DeliberationBench: A Normative Benchmark for the Influence of Large Language Models on Users’ Views
arXiv:2603.10018v1 Announce Type: new
Abstract: As large language models (LLMs) become pervasive as assistants and thought partners, it is important to characterize their persuasive influence on users’ beliefs. However, a central challenge is to distinguish “beneficial” from “harmful” forms of influence, in a manner that is normatively defensible and legitimate. We propose DeliberationBench, a benchmark for assessing LLM influence that takes the process of deliberative opinion polling as its standard. We demonstrate our approach in a preregistered randomized experiment in which 4,088 U.S. participants discussed 65 policy proposals with six frontier LLMs.

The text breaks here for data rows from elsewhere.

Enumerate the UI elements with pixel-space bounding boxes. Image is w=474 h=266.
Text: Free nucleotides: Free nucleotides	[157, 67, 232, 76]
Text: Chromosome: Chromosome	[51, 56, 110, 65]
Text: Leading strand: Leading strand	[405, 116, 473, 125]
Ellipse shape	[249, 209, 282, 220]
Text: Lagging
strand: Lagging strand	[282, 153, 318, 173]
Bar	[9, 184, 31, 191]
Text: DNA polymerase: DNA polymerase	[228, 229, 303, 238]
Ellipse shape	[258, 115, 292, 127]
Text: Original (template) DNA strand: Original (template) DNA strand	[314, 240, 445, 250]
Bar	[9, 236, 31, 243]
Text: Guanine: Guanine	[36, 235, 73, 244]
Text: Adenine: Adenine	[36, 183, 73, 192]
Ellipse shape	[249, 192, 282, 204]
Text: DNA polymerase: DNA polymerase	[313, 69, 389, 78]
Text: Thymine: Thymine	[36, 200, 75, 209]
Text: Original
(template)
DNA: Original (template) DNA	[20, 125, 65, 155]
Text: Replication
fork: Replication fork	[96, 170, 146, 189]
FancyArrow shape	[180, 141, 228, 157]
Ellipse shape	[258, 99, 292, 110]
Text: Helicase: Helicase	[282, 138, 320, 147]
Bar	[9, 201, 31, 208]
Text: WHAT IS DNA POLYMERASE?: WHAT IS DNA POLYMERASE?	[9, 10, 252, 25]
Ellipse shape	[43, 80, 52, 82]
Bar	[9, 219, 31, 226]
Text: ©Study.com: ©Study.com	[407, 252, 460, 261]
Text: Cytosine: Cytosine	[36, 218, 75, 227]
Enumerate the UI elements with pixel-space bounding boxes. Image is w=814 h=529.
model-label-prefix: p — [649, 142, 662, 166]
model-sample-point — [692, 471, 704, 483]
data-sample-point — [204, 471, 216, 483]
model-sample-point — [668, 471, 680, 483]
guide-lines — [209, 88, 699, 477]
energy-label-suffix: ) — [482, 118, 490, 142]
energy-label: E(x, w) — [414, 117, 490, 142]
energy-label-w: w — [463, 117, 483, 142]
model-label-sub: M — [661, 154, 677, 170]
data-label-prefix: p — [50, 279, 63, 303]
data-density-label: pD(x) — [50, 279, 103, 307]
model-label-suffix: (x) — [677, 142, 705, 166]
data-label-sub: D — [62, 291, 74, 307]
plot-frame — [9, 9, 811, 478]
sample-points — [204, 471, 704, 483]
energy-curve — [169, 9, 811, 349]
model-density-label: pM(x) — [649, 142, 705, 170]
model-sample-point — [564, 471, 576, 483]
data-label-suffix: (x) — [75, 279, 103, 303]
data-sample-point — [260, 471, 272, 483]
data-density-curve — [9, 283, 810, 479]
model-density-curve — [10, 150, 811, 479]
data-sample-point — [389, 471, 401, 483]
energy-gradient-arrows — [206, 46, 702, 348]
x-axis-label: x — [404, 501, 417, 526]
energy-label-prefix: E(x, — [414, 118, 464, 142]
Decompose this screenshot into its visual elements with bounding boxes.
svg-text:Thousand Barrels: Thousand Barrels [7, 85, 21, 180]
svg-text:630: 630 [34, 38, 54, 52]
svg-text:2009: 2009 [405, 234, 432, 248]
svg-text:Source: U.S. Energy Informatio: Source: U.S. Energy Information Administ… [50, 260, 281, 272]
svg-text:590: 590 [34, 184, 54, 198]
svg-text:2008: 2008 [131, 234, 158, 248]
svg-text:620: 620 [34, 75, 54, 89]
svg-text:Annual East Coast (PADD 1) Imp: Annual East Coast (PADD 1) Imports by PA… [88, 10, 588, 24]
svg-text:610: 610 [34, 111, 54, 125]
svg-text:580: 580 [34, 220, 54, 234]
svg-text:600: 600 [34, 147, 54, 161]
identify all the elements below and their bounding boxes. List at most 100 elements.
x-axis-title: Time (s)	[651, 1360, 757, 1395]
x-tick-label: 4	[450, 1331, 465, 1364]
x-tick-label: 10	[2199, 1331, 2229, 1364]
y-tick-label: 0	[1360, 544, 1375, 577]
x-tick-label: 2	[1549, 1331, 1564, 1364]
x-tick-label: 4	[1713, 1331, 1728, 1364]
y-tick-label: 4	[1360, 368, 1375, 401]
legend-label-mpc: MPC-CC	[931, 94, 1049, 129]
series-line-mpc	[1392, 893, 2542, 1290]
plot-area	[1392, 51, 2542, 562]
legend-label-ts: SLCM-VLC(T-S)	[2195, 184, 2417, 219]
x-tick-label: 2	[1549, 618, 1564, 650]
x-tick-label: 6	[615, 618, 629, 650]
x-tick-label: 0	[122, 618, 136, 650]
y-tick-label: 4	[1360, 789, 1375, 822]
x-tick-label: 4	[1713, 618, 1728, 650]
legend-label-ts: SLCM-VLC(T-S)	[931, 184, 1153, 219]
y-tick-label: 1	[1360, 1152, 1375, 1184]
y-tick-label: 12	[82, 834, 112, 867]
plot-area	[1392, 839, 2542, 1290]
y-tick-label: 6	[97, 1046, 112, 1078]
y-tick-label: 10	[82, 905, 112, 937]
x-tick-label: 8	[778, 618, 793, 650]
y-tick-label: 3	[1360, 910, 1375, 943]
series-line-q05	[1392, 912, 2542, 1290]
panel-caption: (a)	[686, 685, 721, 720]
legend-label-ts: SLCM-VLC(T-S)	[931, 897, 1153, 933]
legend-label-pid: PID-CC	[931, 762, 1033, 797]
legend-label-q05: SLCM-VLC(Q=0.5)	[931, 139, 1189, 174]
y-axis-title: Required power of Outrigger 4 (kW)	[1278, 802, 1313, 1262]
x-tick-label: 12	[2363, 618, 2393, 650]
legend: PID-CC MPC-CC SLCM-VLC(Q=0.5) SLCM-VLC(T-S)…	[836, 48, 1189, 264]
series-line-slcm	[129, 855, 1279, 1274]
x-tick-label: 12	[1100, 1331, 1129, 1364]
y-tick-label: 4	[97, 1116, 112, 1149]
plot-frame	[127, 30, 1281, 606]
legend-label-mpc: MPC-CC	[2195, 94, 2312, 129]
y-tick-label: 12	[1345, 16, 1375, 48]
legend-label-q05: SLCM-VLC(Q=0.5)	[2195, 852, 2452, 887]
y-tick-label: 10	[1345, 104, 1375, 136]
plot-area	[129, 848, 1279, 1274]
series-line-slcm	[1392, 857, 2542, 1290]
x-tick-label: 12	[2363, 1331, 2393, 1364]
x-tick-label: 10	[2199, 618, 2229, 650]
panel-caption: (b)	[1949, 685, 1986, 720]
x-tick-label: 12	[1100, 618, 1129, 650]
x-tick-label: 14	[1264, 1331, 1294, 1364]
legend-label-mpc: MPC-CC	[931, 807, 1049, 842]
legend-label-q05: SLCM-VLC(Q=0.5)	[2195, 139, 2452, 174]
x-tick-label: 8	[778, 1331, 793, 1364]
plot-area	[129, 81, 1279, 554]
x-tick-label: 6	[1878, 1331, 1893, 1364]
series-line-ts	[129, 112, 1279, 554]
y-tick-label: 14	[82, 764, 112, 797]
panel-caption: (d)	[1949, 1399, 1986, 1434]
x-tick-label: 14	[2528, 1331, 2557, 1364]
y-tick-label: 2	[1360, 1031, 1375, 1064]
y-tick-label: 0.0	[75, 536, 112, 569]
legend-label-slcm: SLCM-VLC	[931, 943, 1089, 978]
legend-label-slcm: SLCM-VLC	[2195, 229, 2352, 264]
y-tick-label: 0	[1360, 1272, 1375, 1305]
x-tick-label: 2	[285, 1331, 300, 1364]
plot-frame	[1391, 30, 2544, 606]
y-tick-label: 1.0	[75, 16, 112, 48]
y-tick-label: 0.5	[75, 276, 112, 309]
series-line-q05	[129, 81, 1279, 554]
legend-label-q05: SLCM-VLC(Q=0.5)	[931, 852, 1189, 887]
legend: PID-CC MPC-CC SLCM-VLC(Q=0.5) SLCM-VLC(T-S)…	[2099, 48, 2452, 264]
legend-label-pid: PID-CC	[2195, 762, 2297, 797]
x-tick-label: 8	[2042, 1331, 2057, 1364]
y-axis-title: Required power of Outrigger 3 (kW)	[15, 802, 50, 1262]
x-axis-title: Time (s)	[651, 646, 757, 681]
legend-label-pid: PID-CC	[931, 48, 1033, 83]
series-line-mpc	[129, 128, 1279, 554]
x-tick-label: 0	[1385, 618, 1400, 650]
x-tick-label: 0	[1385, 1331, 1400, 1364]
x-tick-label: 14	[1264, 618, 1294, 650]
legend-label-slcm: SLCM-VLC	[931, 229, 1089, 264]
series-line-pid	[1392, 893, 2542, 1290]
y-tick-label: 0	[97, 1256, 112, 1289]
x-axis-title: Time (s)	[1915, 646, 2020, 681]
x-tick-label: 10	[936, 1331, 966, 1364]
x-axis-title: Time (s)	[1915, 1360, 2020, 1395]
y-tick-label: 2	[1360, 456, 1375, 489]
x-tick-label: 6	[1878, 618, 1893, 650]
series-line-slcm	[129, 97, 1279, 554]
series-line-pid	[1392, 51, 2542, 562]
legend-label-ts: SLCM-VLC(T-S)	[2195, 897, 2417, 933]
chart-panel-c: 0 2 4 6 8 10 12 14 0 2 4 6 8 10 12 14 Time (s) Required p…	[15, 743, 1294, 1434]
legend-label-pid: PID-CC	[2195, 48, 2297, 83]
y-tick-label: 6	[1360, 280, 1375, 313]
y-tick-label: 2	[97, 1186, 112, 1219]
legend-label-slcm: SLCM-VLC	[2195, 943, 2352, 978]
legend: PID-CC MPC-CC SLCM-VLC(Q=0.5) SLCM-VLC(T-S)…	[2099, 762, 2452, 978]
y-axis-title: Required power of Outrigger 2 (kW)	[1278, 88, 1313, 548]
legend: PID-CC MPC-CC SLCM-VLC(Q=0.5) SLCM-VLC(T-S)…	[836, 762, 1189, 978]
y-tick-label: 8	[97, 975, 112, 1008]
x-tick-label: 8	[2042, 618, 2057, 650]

Using opinion change data from four prior Deliberative Polls conducted by the Deliberative Democracy Lab, we find evidence that the tested LLMs’ influence is substantial in magnitude and positively associated with the net opinion shifts following deliberation, suggesting that these models exert broadly epistemically desirable effects. We further explore differential influence between topic areas, demographic subgroups, and models. Our framework can function as an evaluation and monitoring tool, helping to ensure that the influence of LLMs remains consistent with democratically legitimate standards, and preserves users’ autonomy in forming their views.